Nickel will commonly spot up in either the left or right corner where he can take advantage of a defender that helps to stunt or double at the ball handler. Nickel showcased his ability to catch the ball at even an awkward angle and still get off his shot well in time to cash out from three.
The ease in which he shoots with is a strong indicator that he will be a better statistical shooter for his remaining years of eligibility with the Hokies.
In other clips, Nickel does a good job of holding his follow through until he sees the ball rip the chords of the net. Nickel is left open a lot of the time and that trend will more than likely continue to the start of his career in Blacksburg. Since he hasn’t proven himself at the ACC level yet, teams will leave him open.
However, with Nickel’s good shooting stroke, he certainly has the capability to make teams pay in the early going.
Flashes of a Dynamic Shooting Package
Nickel didn’t just knock down shots from stationary catch and shoot shots. He also flashed the ability to get buckets on the move.
Here, Nickel plays the role of the back screener in UNC’s Spain Pick & Roll play. The defense shifts to the other two players in the action which leaves Nickel open for the top of the key three which he drains. Nickel has good shot organization from top to bottom, especially with his feet before he releases the ball.
In this clip, Nickel starts the play out by fighting for an offensive rebound. Another Heel gets the ball so Nickel makes the smart read to space the floor out by drifting back to the corner. This high IQ movement off the ball is rewarded when Nickel gets the ball off the second chance opportunity. The pass is outside so Nickel steps out a foot to his right, re-sets his feet and swishes a comfortable corner three look.
In addition to movement shooting, Nickel had a couple plays where he took matters into his own hands and scored off the dribble.

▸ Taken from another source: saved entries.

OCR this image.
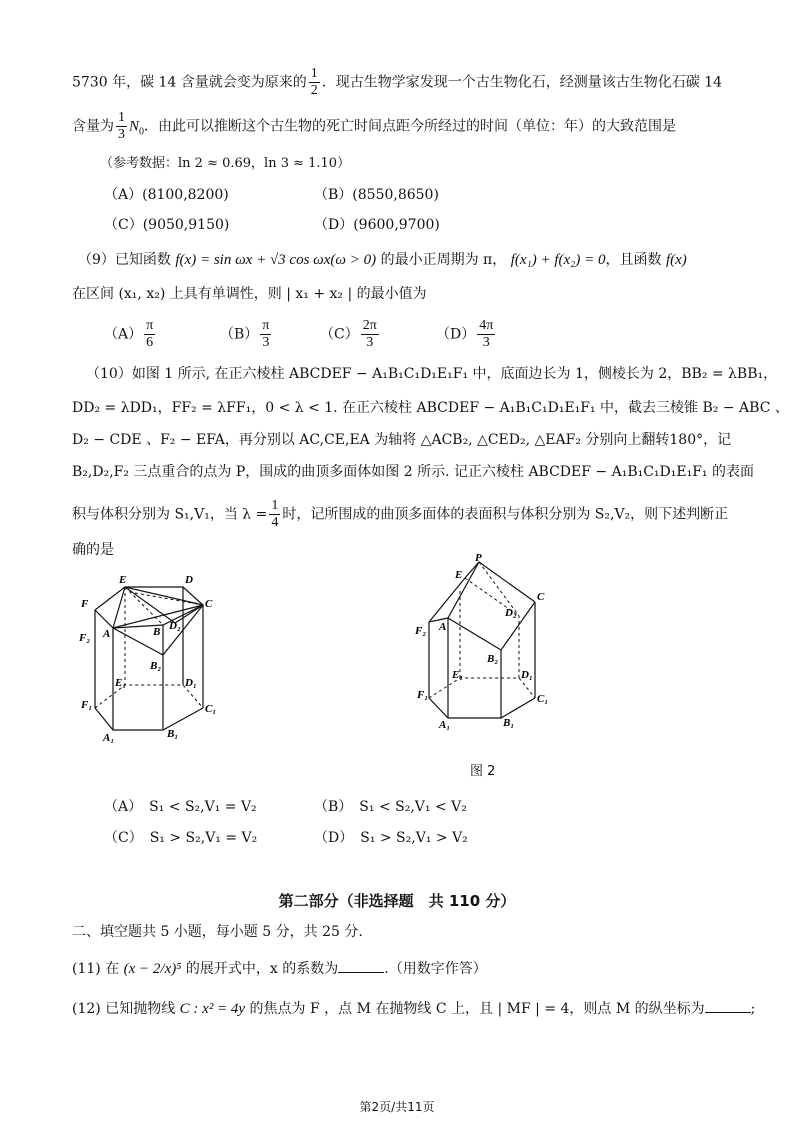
5730 年，碳 14 含量就会变为原来的 $\frac{1}{2}$ ．现古生物学家发现一个古生物化石，经测量该古生物化石碳 14
含量为 $\frac{1}{3} N_0$．由此可以推断这个古生物的死亡时间点距今所经过的时间（单位：年）的大致范围是
（参考数据：ln 2 ≈ 0.69，ln 3 ≈ 1.10）
（A）(8100,8200)	（B）(8550,8650)
（C）(9050,9150)	（D）(9600,9700)
（9）已知函数 f(x) = sin ωx + √3 cos ωx(ω > 0) 的最小正周期为 π， f(x₁) + f(x₂) = 0，且函数 f(x)
在区间 (x₁, x₂) 上具有单调性，则 | x₁ + x₂ | 的最小值为
$(A) \frac{\pi}{6}$	$(B) \frac{\pi}{3}$	$(C) \frac{2\pi}{3}$	$(D) \frac{4\pi}{3}$
（10）如图 1 所示, 在正六棱柱 ABCDEF − A₁B₁C₁D₁E₁F₁ 中，底面边长为 1，侧棱长为 2，BB₂ = λBB₁，
DD₂ = λDD₁，FF₂ = λFF₁，0 < λ < 1. 在正六棱柱 ABCDEF − A₁B₁C₁D₁E₁F₁ 中，截去三棱锥 B₂ − ABC 、
D₂ − CDE 、F₂ − EFA，再分别以 AC,CE,EA 为轴将 △ACB₂, △CED₂, △EAF₂ 分别向上翻转180°，记
B₂,D₂,F₂ 三点重合的点为 P，围成的曲顶多面体如图 2 所示. 记正六棱柱 ABCDEF − A₁B₁C₁D₁E₁F₁ 的表面
积与体积分别为 S₁,V₁，当 $\lambda = \frac{1}{4}$ 时，记所围成的曲顶多面体的表面积与体积分别为 S₂,V₂，则下述判断正
确的是
E	D
F	C
F₂ A	B D₂
B₂
E₁	D₁
F₁	C₁
A₁	B₁
P
E
C
D₂
F₂ A
B₂
E₁	D₁
F₁	C₁
A₁	B₁
图 2
（A）　S₁ < S₂,V₁ = V₂	（B）　S₁ < S₂,V₁ < V₂
（C）　S₁ > S₂,V₁ = V₂	（D）　S₁ > S₂,V₁ > V₂
第二部分（非选择题　共 110 分）
二、填空题共 5 小题，每小题 5 分，共 25 分.
(11) 在 (x − 2/x)⁵ 的展开式中，x 的系数为	.（用数字作答）
(12) 已知抛物线 C : x² = 4y 的焦点为 F ，点 M 在抛物线 C 上，且 | MF | = 4，则点 M 的纵坐标为	;
第2页/共11页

In this play, Nickel looks to run a dribble handoff but the play is cut off by none other than Tech’s Sean Pedulla. Nickel promptly takes a sharp dribble to his left and has the space to fire up a long two over Justyn Mutts. Even with a good contest from Mutts, his shot is pure, proving some shot versatility is in the cards long-term for Nickel.

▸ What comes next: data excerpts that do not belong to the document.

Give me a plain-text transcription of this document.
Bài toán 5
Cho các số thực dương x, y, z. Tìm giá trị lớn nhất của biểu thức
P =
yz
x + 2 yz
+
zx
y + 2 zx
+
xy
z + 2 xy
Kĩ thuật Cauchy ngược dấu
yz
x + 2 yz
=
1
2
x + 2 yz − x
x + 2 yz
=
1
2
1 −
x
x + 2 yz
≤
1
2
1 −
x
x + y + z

Nickel is involved in a multi-layered North Carolina set play here. He starts off by flashing at the elbow extended area after coming off a back screen set by Armando Bacot. When the pass isn’t made, he tries to set a back screen himself before relocating around Bacot for the ball off a basic down screen.
From there, Nickel and Bacot go into some two-man action where Nickel has the space to pull into a jumper. UNC plays a drop which Nickel is able to beat. Hitting shots like these consistently will be critical for Nickel’s collegiate development.

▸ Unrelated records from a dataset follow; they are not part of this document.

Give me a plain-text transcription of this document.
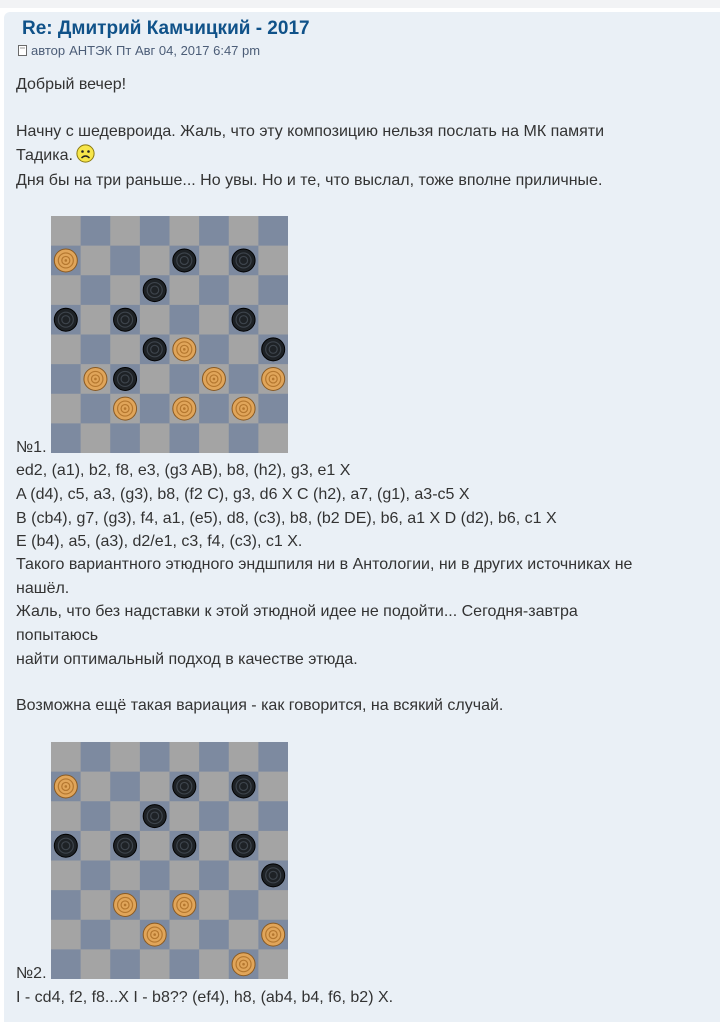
Re: Дмитрий Камчицкий - 2017
автор АНТЭК Пт Авг 04, 2017 6:47 pm
Добрый вечер!
Начну с шедевроида. Жаль, что эту композицию нельзя послать на МК памяти
Тадика.
Дня бы на три раньше... Но увы. Но и те, что выслал, тоже вполне приличные.
№1.
ed2, (a1), b2, f8, e3, (g3 AB), b8, (h2), g3, e1 X
A (d4), c5, a3, (g3), b8, (f2 C), g3, d6 X C (h2), a7, (g1), a3-c5 X
B (cb4), g7, (g3), f4, a1, (e5), d8, (c3), b8, (b2 DE), b6, a1 X D (d2), b6, c1 X
E (b4), a5, (a3), d2/e1, c3, f4, (c3), c1 X.
Такого вариантного этюдного эндшпиля ни в Антологии, ни в других источниках не
нашёл.
Жаль, что без надставки к этой этюдной идее не подойти... Сегодня-завтра
попытаюсь
найти оптимальный подход в качестве этюда.
Возможна ещё такая вариация - как говорится, на всякий случай.
№2.
I - cd4, f2, f8...X I - b8?? (ef4), h8, (ab4, b4, f6, b2) X.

Finishing Around the Basket
Nickel’s shooting touch goes with him in situations other than just threes too.
For example, take this play where Nickel can’t hit the corner three but tracks down his own miss. Nickel plays heads up basketball by being the first to the loose ball. He attacks off the catch and dribbles once into the lane where he finds room to replicate his shooting form in the paint this time and not from behind the arc.
We’ve already seen a few plays where Nickel is moving well without the basketball. That trend continues in a clip like this. After handing the ball off to UNC’s now former lead guard Caleb Love, Nickel immediately runs towards the basket, coming off a back screen set by Bacot. Nickel catches the ball cleanly, feels his defender catch up to him and converts the layup at a tough angle.
Where else would the final clip be but Nickel’s new home in Cassell Coliseum.
North Carolina runs a typical ball screen action in which Tech's Grant Basile has to help off the wing to prevent the drive. Nickel corrals a desperate pass and has to drive into a thicket of Hokie defenders. Nickel is able to pierce through the lane, take a bump from Pedulla and finish through contact for an and-one layup.